Good luck finding a vintage Stanley low angle jack plane for under $400. You’re better off going Lie- Nielson or Veritas for something like this.

-- Trust me I'm an engineer.

View Andre's profile

Andre

1670 posts in 1715 days


#5 posted 05-12-2016 07:57 PM

Good luck finding a vintage Stanley low angle jack plane for under $400. You’re better off going Lie- Nielson or Veritas for something like this.

Very true, went with the Veritas® Low-Angle Smooth Plane and extremely happy. Not much use for a Jack plane so just use a Stanley 5 1/4 with a PMV-11 iron for any rough flattening.

-- Lifting one end of the plank.

View RJ2's profile

RJ2

151 posts in 3695 days


#6 posted 05-14-2016 01:25 PM


I have these on craigslist , think I might take them down. What was I thinking .

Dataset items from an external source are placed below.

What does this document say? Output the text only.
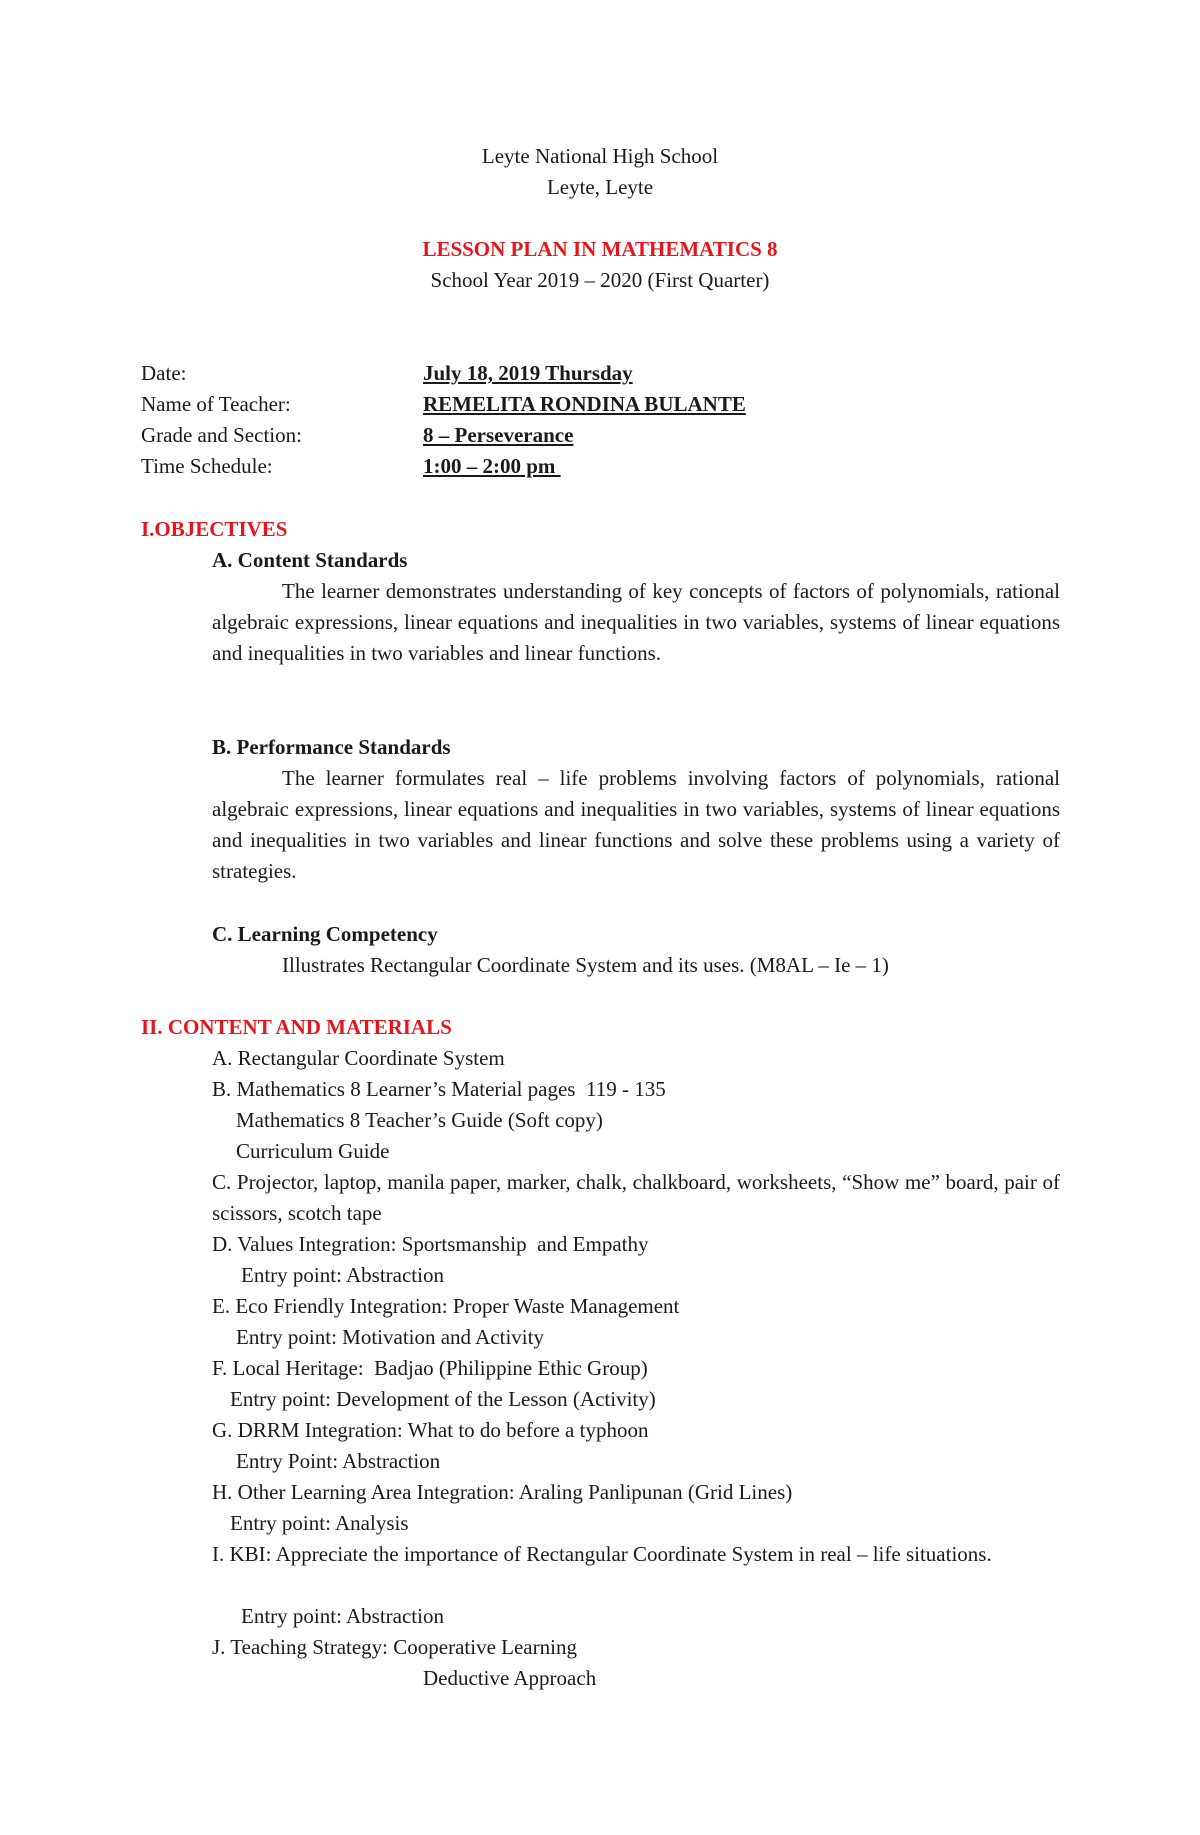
Leyte National High School
Leyte, Leyte
LESSON PLAN IN MATHEMATICS 8
School Year 2019 – 2020 (First Quarter)
Date:	July 18, 2019 Thursday
Name of Teacher:	REMELITA RONDINA BULANTE
Grade and Section:	8 – Perseverance
Time Schedule:	1:00 – 2:00 pm
I.OBJECTIVES
A. Content Standards
The learner demonstrates understanding of key concepts of factors of polynomials, rational algebraic expressions, linear equations and inequalities in two variables, systems of linear equations and inequalities in two variables and linear functions.
B. Performance Standards
The learner formulates real – life problems involving factors of polynomials, rational algebraic expressions, linear equations and inequalities in two variables, systems of linear equations and inequalities in two variables and linear functions and solve these problems using a variety of strategies.
C. Learning Competency
Illustrates Rectangular Coordinate System and its uses. (M8AL – Ie – 1)
II. CONTENT AND MATERIALS
A. Rectangular Coordinate System
B. Mathematics 8 Learner’s Material pages  119 - 135
Mathematics 8 Teacher’s Guide (Soft copy)
Curriculum Guide
C. Projector, laptop, manila paper, marker, chalk, chalkboard, worksheets, “Show me” board, pair of scissors, scotch tape
D. Values Integration: Sportsmanship  and Empathy
Entry point: Abstraction
E. Eco Friendly Integration: Proper Waste Management
Entry point: Motivation and Activity
F. Local Heritage:  Badjao (Philippine Ethic Group)
Entry point: Development of the Lesson (Activity)
G. DRRM Integration: What to do before a typhoon
Entry Point: Abstraction
H. Other Learning Area Integration: Araling Panlipunan (Grid Lines)
Entry point: Analysis
I. KBI: Appreciate the importance of Rectangular Coordinate System in real – life situations.
Entry point: Abstraction
J. Teaching Strategy: Cooperative Learning
Deductive Approach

-- RJ, Tampa Fl, RJMETALWOODS.COM

View OSU55's profile

OSU55

1524 posts in 1899 days


#7 posted 05-15-2016 09:02 AM

For BU bench planes the Veritas models can’t be beat. Get the PM-V11 irons, they are well worth the few extra $’s.

View mcase's profile

mcase

446 posts in 3039 days


#8 posted 06-06-2016 04:02 AM

Dan,

I don’t have a low-angle WoodRiver, But I have four WoodRiver V3 Bedrock style planes. NONE of them is bowed in anyway. The totes were too small though as you stated. However, years ago I bought one of the early WoodRivers and it was bowed. I simply returned it. Woodcraft will give you your money back. I was a big fan of WoodRiver when the prices were about half of Lie Nielsen. That has changed though. The WoodRiver low-angle jack is $199.00. The Lie Nielsen is low-angle jack is only $245.00. So here’s what I suggest. Return the WoodRiver right away. Take your money from the return, add $46.00 to it and buy the Lie Nielsen and then live happily ever after.

View TheFridge's profile

TheFridge

8912 posts in 1395 days


#9 posted 06-06-2016 04:23 AM

That seems like it’s one of the knocks on woodriver. Some are great and some not so much. One of those, sometimes you get what you pay for deals.

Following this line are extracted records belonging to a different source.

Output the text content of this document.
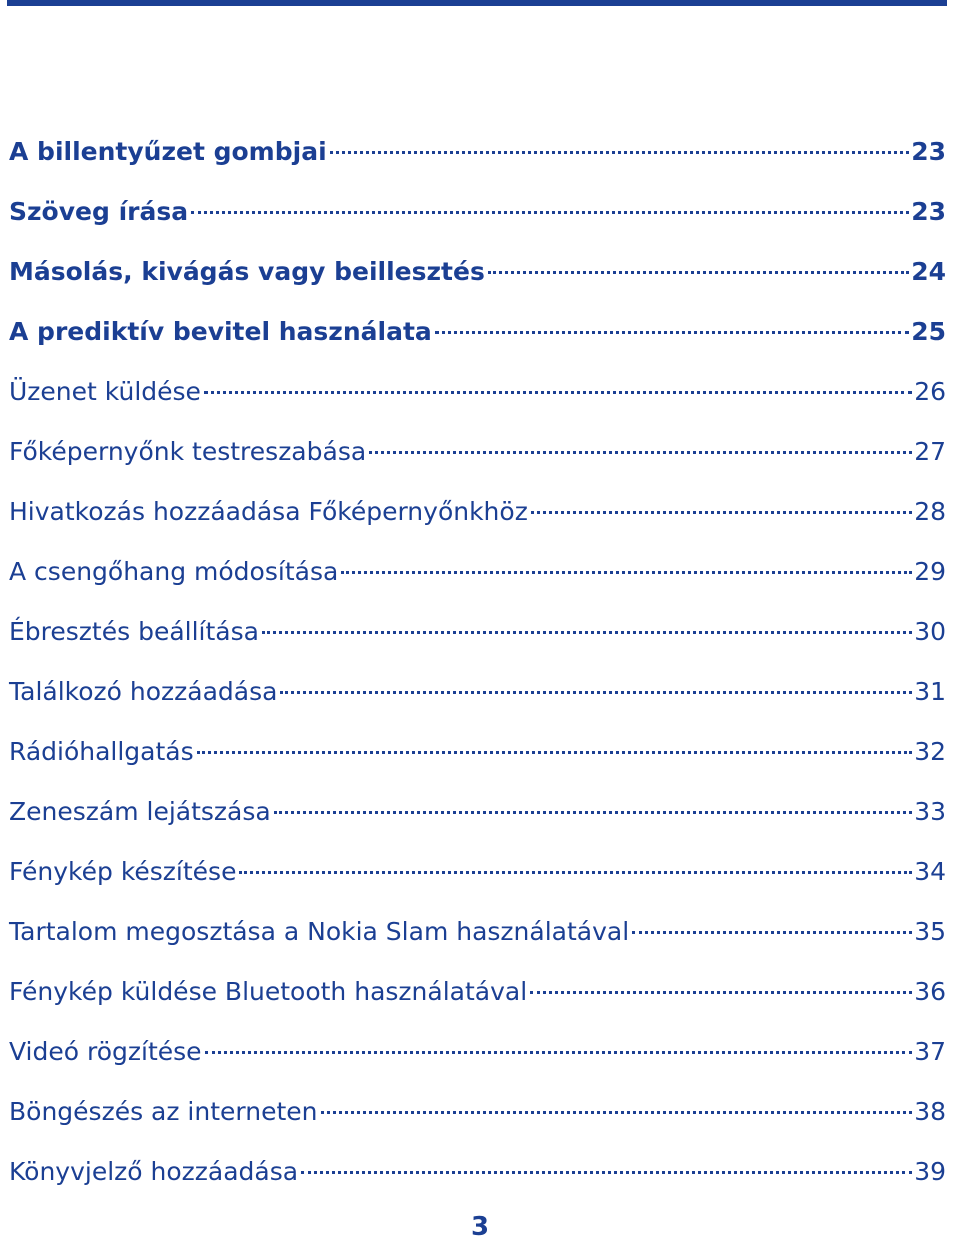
A billentyűzet gombjai	23
Szöveg írása	23
Másolás, kivágás vagy beillesztés	24
A prediktív bevitel használata	25
Üzenet küldése	26
Főképernyőnk testreszabása	27
Hivatkozás hozzáadása Főképernyőnkhöz	28
A csengőhang módosítása	29
Ébresztés beállítása	30
Találkozó hozzáadása	31
Rádióhallgatás	32
Zeneszám lejátszása	33
Fénykép készítése	34
Tartalom megosztása a Nokia Slam használatával	35
Fénykép küldése Bluetooth használatával	36
Videó rögzítése	37
Böngészés az interneten	38
Könyvjelző hozzáadása	39
3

Hard to go wrong with a veritas or LN. Sold most of my Stanley’s for one LN 4-1/2. Sold the rest and now I have one #5 left for rough work and now have LN #7 on the way. I also have a veritas skew rabbet block and their flat and convex spokeshaves and a crapload of marking stuff. Between the two the quality is neck and neck. One is traditional style and the other is forward thinking.

I’m convinced.

-- Shooting down the walls of heartache. Bang bang. I am. The warrior.